Kenya has received more financial assistance from the World Bank to relieve strain on its public finances, decrease borrowing rates, and support crucial economic reforms.
- Kenya received a $750 million budget support package from the World Bank to ease fiscal strain and support economic reforms.
- The financial assistance includes $340 million from the IBRD and $410 million from the IDA, under Kenya's seventh Development Policy Operation since 2018.
- Kenya's public debt has risen to 68.8% of GDP, with domestic debt comprising over half of that amount, largely due to infrastructure, social spending, and debt servicing.
- The sustainability-linked facility aims to reduce borrowing costs and includes measures such as minimizing deforestation and expanding rural electricity access.
On Tuesday, the global lender announced the approval of a $750 million budget support package as well as a sustainability-linked credit facility aimed at reducing Kenya's reliance on costly domestic borrowing while boosting fiscal stability.
DON’T MISS THIS: Kenya gains an extra $250 million after converting $5 billion loan to Yuan
The fiscal support is supplied through a Development Policy Operation (DPO), which includes $340 million from the International Bank for Reconstruction and Development (IBRD) and $410 million in concessional financing from the International Development Association (IDA).
Kenya's latest clearance represents the country's seventh Development Policy Operation since joining the program in 2018.
Kenya has been dealing with escalating debt commitments and recurring budget deficits, putting further strain on government resources.
In November last year, the World Bank, via the Kenya Economic Update, noted that Kenya’s public debt rose to 68.8 % of GDP in FY 2024/25, up from 67.5 % in the previous year, as the country’s domestic debt accounted for 53.6 % of that figure.
Per the report, net domestic borrowing reached about 5 % of GDP during the review period, mainly driven by infrastructure investment, social‑programme spending, and debt‑servicing obligations.
Via the new loan, Kenya is expected to receive critical fiscal support while also pushing changes aimed at improving economic management.
In addition to the loan, the World Bank is financing a sustainability-linked syndicated deal worth around $500 million, as seen on Reuters.
The facility would contain a credit enhancement mechanism designed to reduce investor risk and allow Kenya to get finance at cheaper borrowing costs.
These include minimizing deforestation and increasing electrical availability in rural areas.
The combined finance package is projected to enhance Kenya's fiscal situation, increase access to cheaper borrowing, and help the government achieve its long-term economic and sustainability goals.

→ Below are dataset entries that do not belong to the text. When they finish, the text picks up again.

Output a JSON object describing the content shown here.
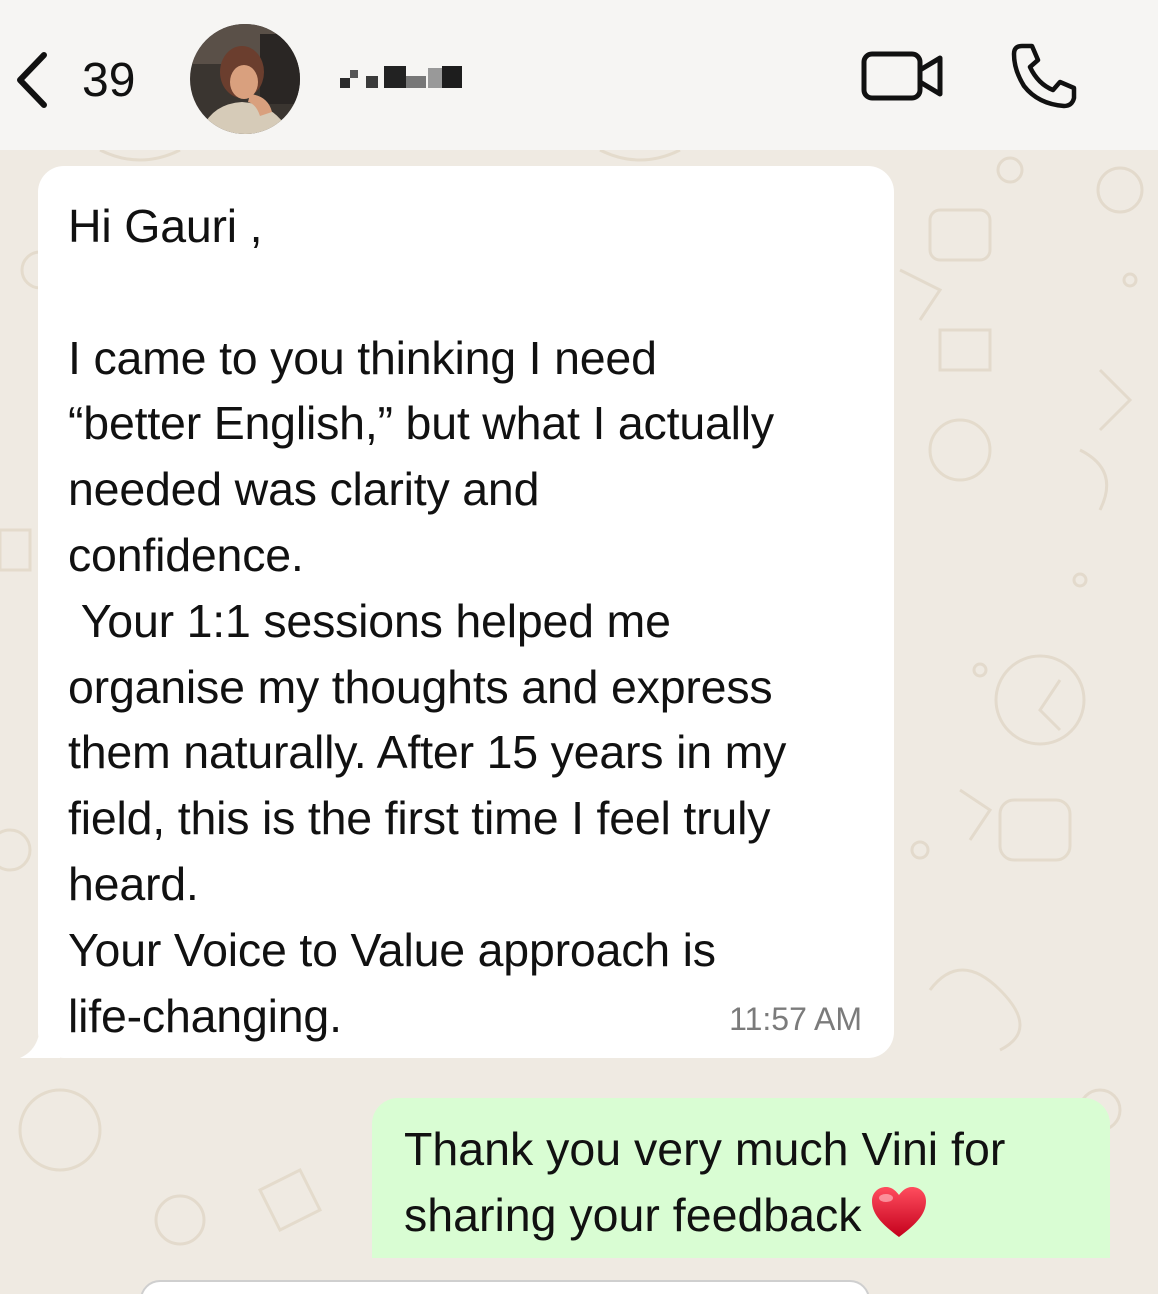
{
  "header": {
    "back_count": "39",
    "contact_name_blurred": "",
    "icons": {
      "back": "chevron-left-icon",
      "video": "video-camera-icon",
      "call": "phone-icon"
    }
  },
  "incoming_message": {
    "text": "Hi Gauri ,\n\nI came to you thinking I need\n“better English,” but what I actually\nneeded was clarity and\nconfidence.\n Your 1:1 sessions helped me\norganise my thoughts and express\nthem naturally. After 15 years in my\nfield, this is the first time I feel truly\nheard.\nYour Voice to Value approach is\nlife-changing.",
    "time": "11:57 AM"
  },
  "outgoing_message": {
    "text": "Thank you very much Vini for\nsharing your feedback",
    "emoji": "heart-icon"
  },
  "colors": {
    "header_bg": "#f6f5f3",
    "chat_bg": "#efeae2",
    "incoming_bubble": "#ffffff",
    "outgoing_bubble": "#d9fdd3",
    "time_text": "#7b7b7b"
  }
}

This loan is coming one year after Kenya was stated to be at risk of losing access to a Sh96.9 billion loan from the World Bank following the refusal by the country’s president to assent to a key anti-corruption law, citing concerns over its dilution by Parliament.
At the time, the East African country delayed in passing the Conflict of Interest Bill, 2023, which not only postponed the release of the World Bank loan but also created a significant funding gap for the National Treasury.
The Conflict of Interest Bill, 2023, aims to strengthen ethical conduct in Kenya’s public service by curbing self-dealing, contract manipulation, and the pursuit of unregulated business interests by officials.
According to the World Bank, sustainability-linked finance aims to diversify Kenya's funding sources while linking financial incentives to environmental and development objectives.